Of course, once back, that was all history. The worst feeling in the word is watching your child get injured when you’re too far away to stop it. The second-worst feeling is being the one inflicting the pain in the name of “care.” I tried to be gentle, and I tried to keep the pain to a minimum; but there is simply no easy way to clean and debride a dozen road-rash wounds. She sat on my bathroom counter as I worked with the cotton balls and tweezers and clippers and she wept and I tried to hold it together and just get it done as quickly as possible. I praised her bravery and told her over and over how lucky she was that she hadn’t broken anything, and she cried and cried and apologized for ruining our ride.
I was okay until she apologized. It was that single act of concern for the rest of us that made ME cry, because GOOD LORD, KID, I’m picking chunks of road out of your hands, and you want to apologize that we didn’t get to go riding? STOP BEING SO SWEET.
At long last she was cleaned up and bandaged and slightly less pitiful, and she retired to the couch with a book while I finished cleaning up the swabs and wrappers and other paraphernalia from our amateur surgery.

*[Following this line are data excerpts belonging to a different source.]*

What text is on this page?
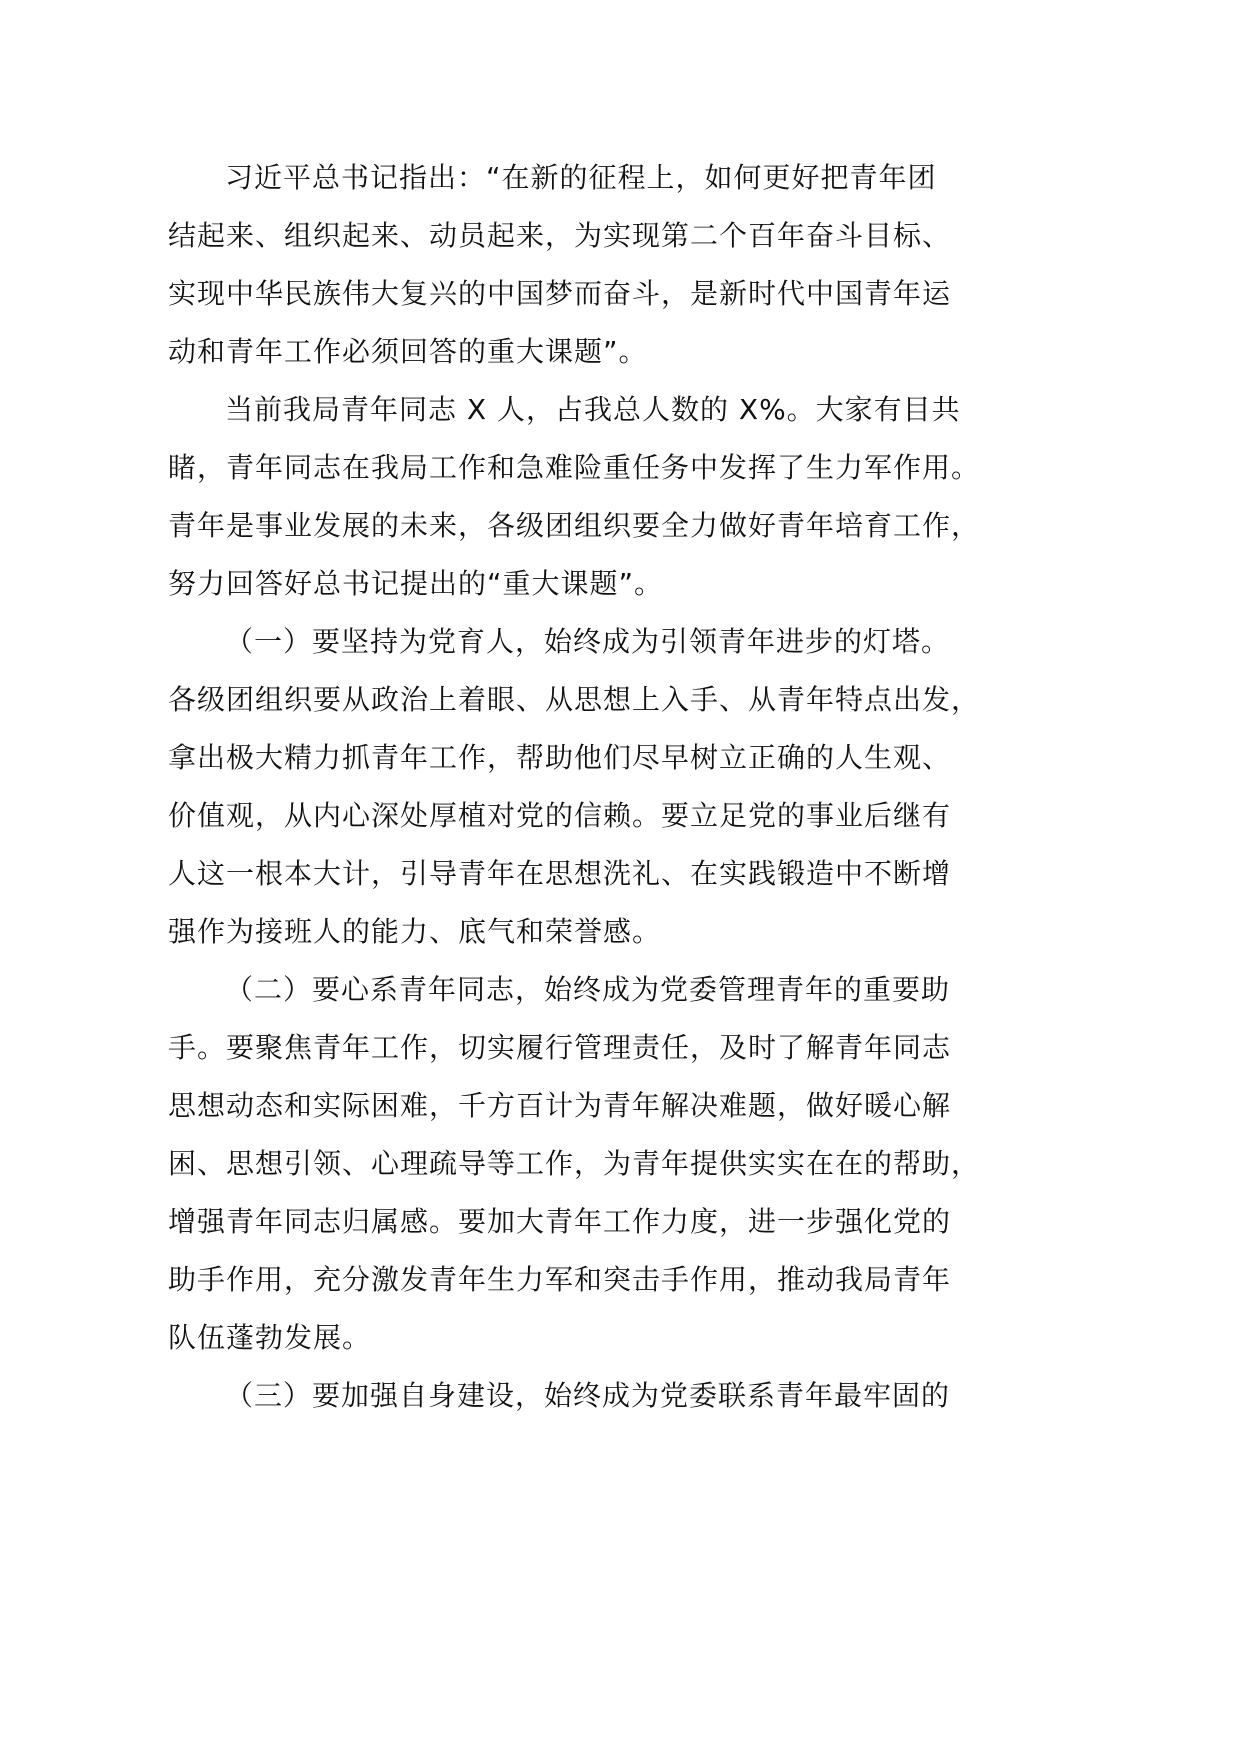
习近平总书记指出：“在新的征程上，如何更好把青年团
结起来、组织起来、动员起来，为实现第二个百年奋斗目标、
实现中华民族伟大复兴的中国梦而奋斗，是新时代中国青年运
动和青年工作必须回答的重大课题”。
当前我局青年同志 X 人，占我总人数的 X%。大家有目共
睹，青年同志在我局工作和急难险重任务中发挥了生力军作用。
青年是事业发展的未来，各级团组织要全力做好青年培育工作，
努力回答好总书记提出的“重大课题”。
（一）要坚持为党育人，始终成为引领青年进步的灯塔。
各级团组织要从政治上着眼、从思想上入手、从青年特点出发，
拿出极大精力抓青年工作，帮助他们尽早树立正确的人生观、
价值观，从内心深处厚植对党的信赖。要立足党的事业后继有
人这一根本大计，引导青年在思想洗礼、在实践锻造中不断增
强作为接班人的能力、底气和荣誉感。
（二）要心系青年同志，始终成为党委管理青年的重要助
手。要聚焦青年工作，切实履行管理责任，及时了解青年同志
思想动态和实际困难，千方百计为青年解决难题，做好暖心解
困、思想引领、心理疏导等工作，为青年提供实实在在的帮助，
增强青年同志归属感。要加大青年工作力度，进一步强化党的
助手作用，充分激发青年生力军和突击手作用，推动我局青年
队伍蓬勃发展。
（三）要加强自身建设，始终成为党委联系青年最牢固的
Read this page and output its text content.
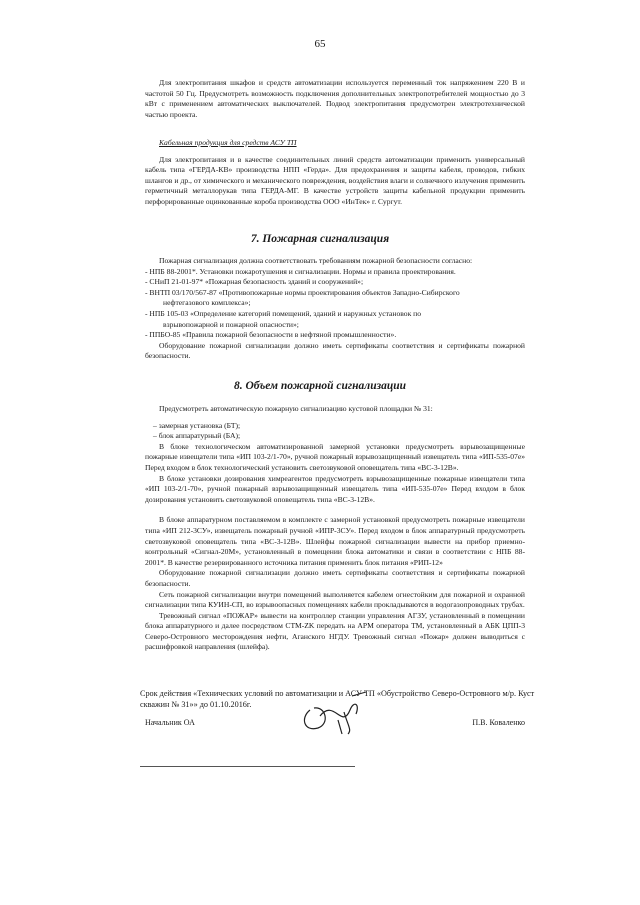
65

Для электропитания шкафов и средств автоматизации используется переменный ток напряжением 220 В и частотой 50 Гц. Предусмотреть возможность подключения дополнительных электропотребителей мощностью до 3 кВт с применением автоматических выключателей. Подвод электропитания предусмотрен электротехнической частью проекта.

Кабельная продукция для средств АСУ ТП

Для электропитания и в качестве соединительных линий средств автоматизации применить универсальный кабель типа «ГЕРДА-КВ» производства НПП «Герда». Для предохранения и защиты кабеля, проводов, гибких шлангов и др., от химического и механического повреждения, воздействия влаги и солнечного излучения применить герметичный металлорукав типа ГЕРДА-МГ. В качестве устройств защиты кабельной продукции применить перфорированные оцинкованные короба производства ООО «ИнТек» г. Сургут.

7. Пожарная сигнализация

Пожарная сигнализация должна соответствовать требованиям пожарной безопасности согласно:

- НПБ 88-2001*. Установки пожаротушения и сигнализации. Нормы и правила проектирования.

- СНиП 21-01-97* «Пожарная безопасность зданий и сооружений»;

- ВНТП 03/170/567-87 «Противопожарные нормы проектирования объектов Западно-Сибирского

нефтегазового комплекса»;

- НПБ 105-03 «Определение категорий помещений, зданий и наружных установок по

взрывопожарной и пожарной опасности»;

- ППБО-85 «Правила пожарной безопасности в нефтяной промышленности».

Оборудование пожарной сигнализации должно иметь сертификаты соответствия и сертификаты пожарной безопасности.

8. Объем пожарной сигнализации

Предусмотреть автоматическую пожарную сигнализацию кустовой площадки № 31:

– замерная установка (БТ);

– блок аппаратурный (БА);

В блоке технологическом автоматизированной замерной установки предусмотреть взрывозащищенные пожарные извещатели типа «ИП 103-2/1-70», ручной пожарный взрывозащищенный извещатель типа «ИП-535-07е» Перед входом в блок технологический установить светозвуковой оповещатель типа «ВС-3-12В».

В блоке установки дозирования химреагентов предусмотреть взрывозащищенные пожарные извещатели типа «ИП 103-2/1-70», ручной пожарный взрывозащищенный извещатель типа «ИП-535-07е» Перед входом в блок дозирования установить светозвуковой оповещатель типа «ВС-3-12В».

В блоке аппаратурном поставляемом в комплекте с замерной установкой предусмотреть пожарные извещатели типа «ИП 212-3СУ», извещатель пожарный ручной «ИПР-3СУ». Перед входом в блок аппаратурный предусмотреть светозвуковой оповещатель типа «ВС-3-12В». Шлейфы пожарной сигнализации вывести на прибор приемно-контрольный «Сигнал-20М», установленный в помещении блока автоматики и связи в соответствии с НПБ 88-2001*. В качестве резервированного источника питания применить блок питания «РИП-12»

Оборудование пожарной сигнализации должно иметь сертификаты соответствия и сертификаты пожарной безопасности.

Сеть пожарной сигнализации внутри помещений выполняется кабелем огнестойким для пожарной и охранной сигнализации типа КУИН-СП, во взрывоопасных помещениях кабели прокладываются в водогазопроводных трубах.

Тревожный сигнал «ПОЖАР» вывести на контроллер станции управления АГЗУ, установленный в помещении блока аппаратурного и далее посредством СТМ-ZK передать на АРМ оператора ТМ, установленный в АБК ЦПП-3 Северо-Островного месторождения нефти, Аганского НГДУ. Тревожный сигнал «Пожар» должен выводиться с расшифровкой направления (шлейфа).

Срок действия «Технических условий по автоматизации и АСУ ТП «Обустройство Северо-Островного м/р. Куст скважин № 31»» до 01.10.2016г.
Начальник ОА	П.В. Коваленко
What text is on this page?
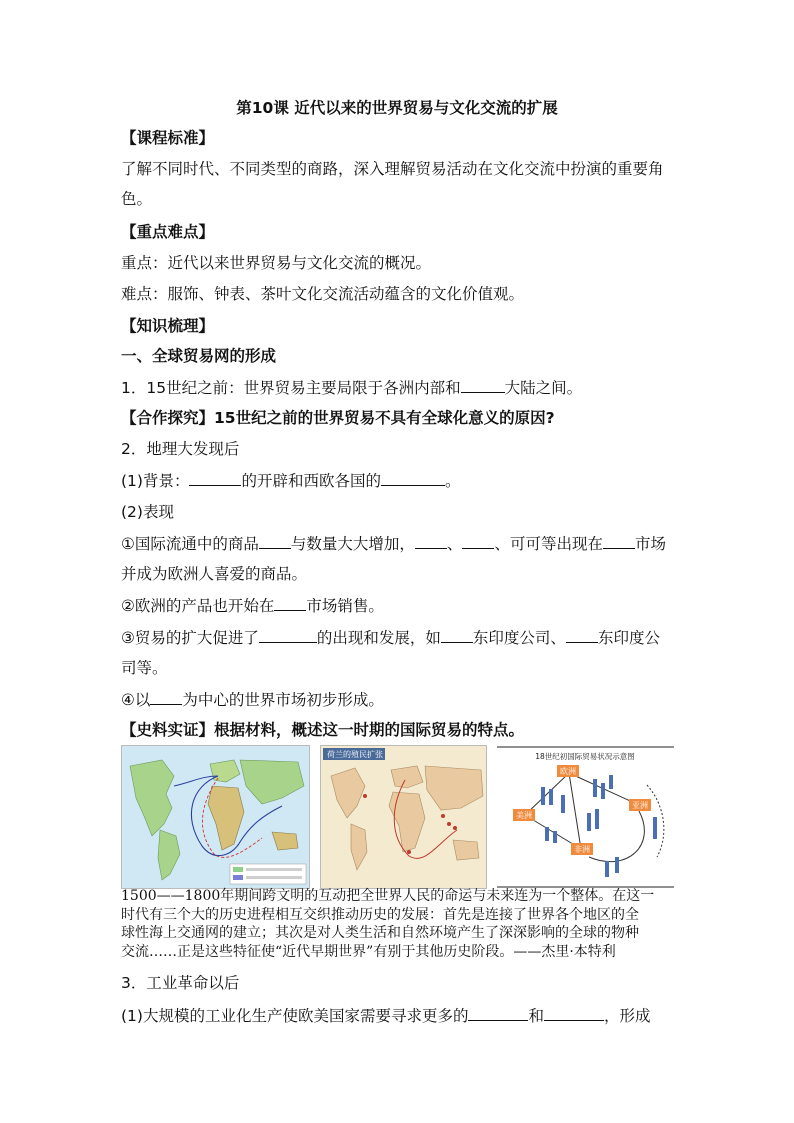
第10课 近代以来的世界贸易与文化交流的扩展
【课程标准】
了解不同时代、不同类型的商路，深入理解贸易活动在文化交流中扮演的重要角
色。
【重点难点】
重点：近代以来世界贸易与文化交流的概况。
难点：服饰、钟表、茶叶文化交流活动蕴含的文化价值观。
【知识梳理】
一、全球贸易网的形成
1．15世纪之前：世界贸易主要局限于各洲内部和	大陆之间。
【合作探究】15世纪之前的世界贸易不具有全球化意义的原因?
2．地理大发现后
(1)背景：	的开辟和西欧各国的	。
(2)表现
①国际流通中的商品 与数量大大增加， 、 、可可等出现在 市场
并成为欧洲人喜爱的商品。
②欧洲的产品也开始在 市场销售。
③贸易的扩大促进了	的出现和发展，如 东印度公司、 东印度公
司等。
④以 为中心的世界市场初步形成。
【史料实证】根据材料，概述这一时期的国际贸易的特点。
荷兰的殖民扩张	18世纪初国际贸易状况示意图
欧洲
亚洲
美洲
非洲
1500——1800年期间跨文明的互动把全世界人民的命运与未来连为一个整体。在这一
时代有三个大的历史进程相互交织推动历史的发展：首先是连接了世界各个地区的全
球性海上交通网的建立；其次是对人类生活和自然环境产生了深深影响的全球的物种
交流……正是这些特征使“近代早期世界”有别于其他历史阶段。——杰里·本特利
3．工业革命以后
(1)大规模的工业化生产使欧美国家需要寻求更多的	和	，形成
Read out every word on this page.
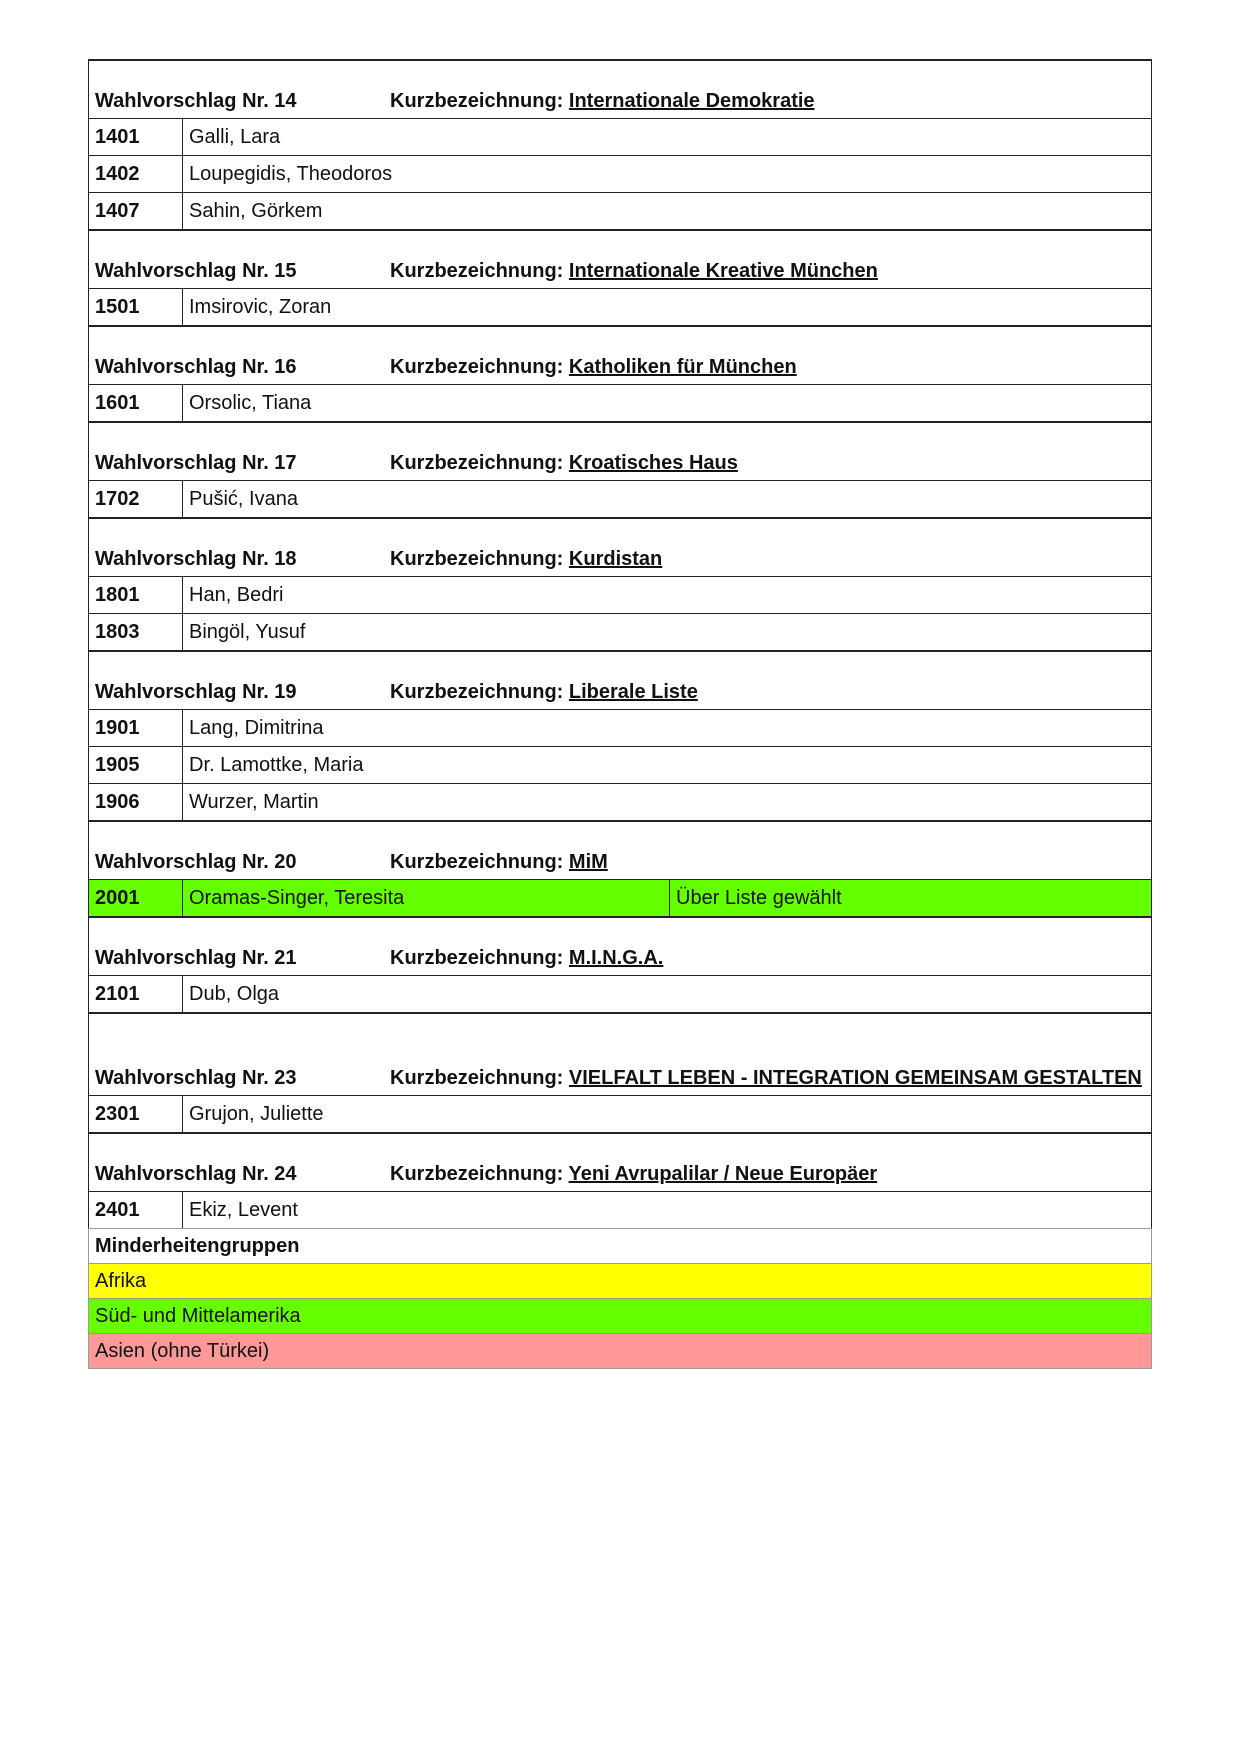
Wahlvorschlag Nr. 14 Kurzbezeichnung: Internationale Demokratie		
1401	Galli, Lara	
1402	Loupegidis, Theodoros	
1407	Sahin, Görkem	
Wahlvorschlag Nr. 15 Kurzbezeichnung: Internationale Kreative München		
1501	Imsirovic, Zoran	
Wahlvorschlag Nr. 16 Kurzbezeichnung: Katholiken für München		
1601	Orsolic, Tiana	
Wahlvorschlag Nr. 17 Kurzbezeichnung: Kroatisches Haus		
1702	Pušić, Ivana	
Wahlvorschlag Nr. 18 Kurzbezeichnung: Kurdistan		
1801	Han, Bedri	
1803	Bingöl, Yusuf	
Wahlvorschlag Nr. 19 Kurzbezeichnung: Liberale Liste		
1901	Lang, Dimitrina	
1905	Dr. Lamottke, Maria	
1906	Wurzer, Martin	
Wahlvorschlag Nr. 20 Kurzbezeichnung: MiM		
2001	Oramas-Singer, Teresita	Über Liste gewählt
Wahlvorschlag Nr. 21 Kurzbezeichnung: M.I.N.G.A.		
2101	Dub, Olga	
Wahlvorschlag Nr. 23 Kurzbezeichnung: VIELFALT LEBEN - INTEGRATION GEMEINSAM GESTALTEN		
2301	Grujon, Juliette	
Wahlvorschlag Nr. 24 Kurzbezeichnung: Yeni Avrupalilar / Neue Europäer		
2401	Ekiz, Levent	
Minderheitengruppen
Afrika
Süd- und Mittelamerika
Asien (ohne Türkei)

I remember thinking that it was turning out to be kind of a crappy day.
At about the same time that that was happening, a man went on a shooting spree not far from Otto’s building. I didn’t find out until later, of course, but as the story unfolded I found myself glued to my computer in disbelief, searching for updates, listening to the police scanner, and thinking that hooboy, I’d take MY bad day over the bad day this was ACTUALLY turning out to be, any time.
Otto was safe, but I was still VERY happy to see him when he arrived home that evening.
I have no words for this sort of violence. I cannot explain how it makes me feel, to have something like this happen so close by, affecting people I know. Otto teases me about my general shunning of the newspaper and habit of ignoring the news, and I try to explain to him that I do it because it’s too upsetting to me. I know the world is full of evil; I don’t need to read about it every morning over coffee. Something like this cannot be ignored. It happened right here. It has rocked our community. It has rocked ME.
This morning as I sent my family off to their days at school and work, Chickadee was covered in bruises and scabs. I hugged her gently, trying not to put any pressure on her injuries, but for longer than usual. Monkey and Otto got extra hugs, too. I don’t know how to let them walk out the door, knowing what I know, without begging them to just stay here, safe with me. But somehow I let them go, because that’s what I’m supposed to do.
I would give anything, anything at all, to go back to that moment when I thought that watching my child fly over her handlebars was the most horrible thing that could happen that day.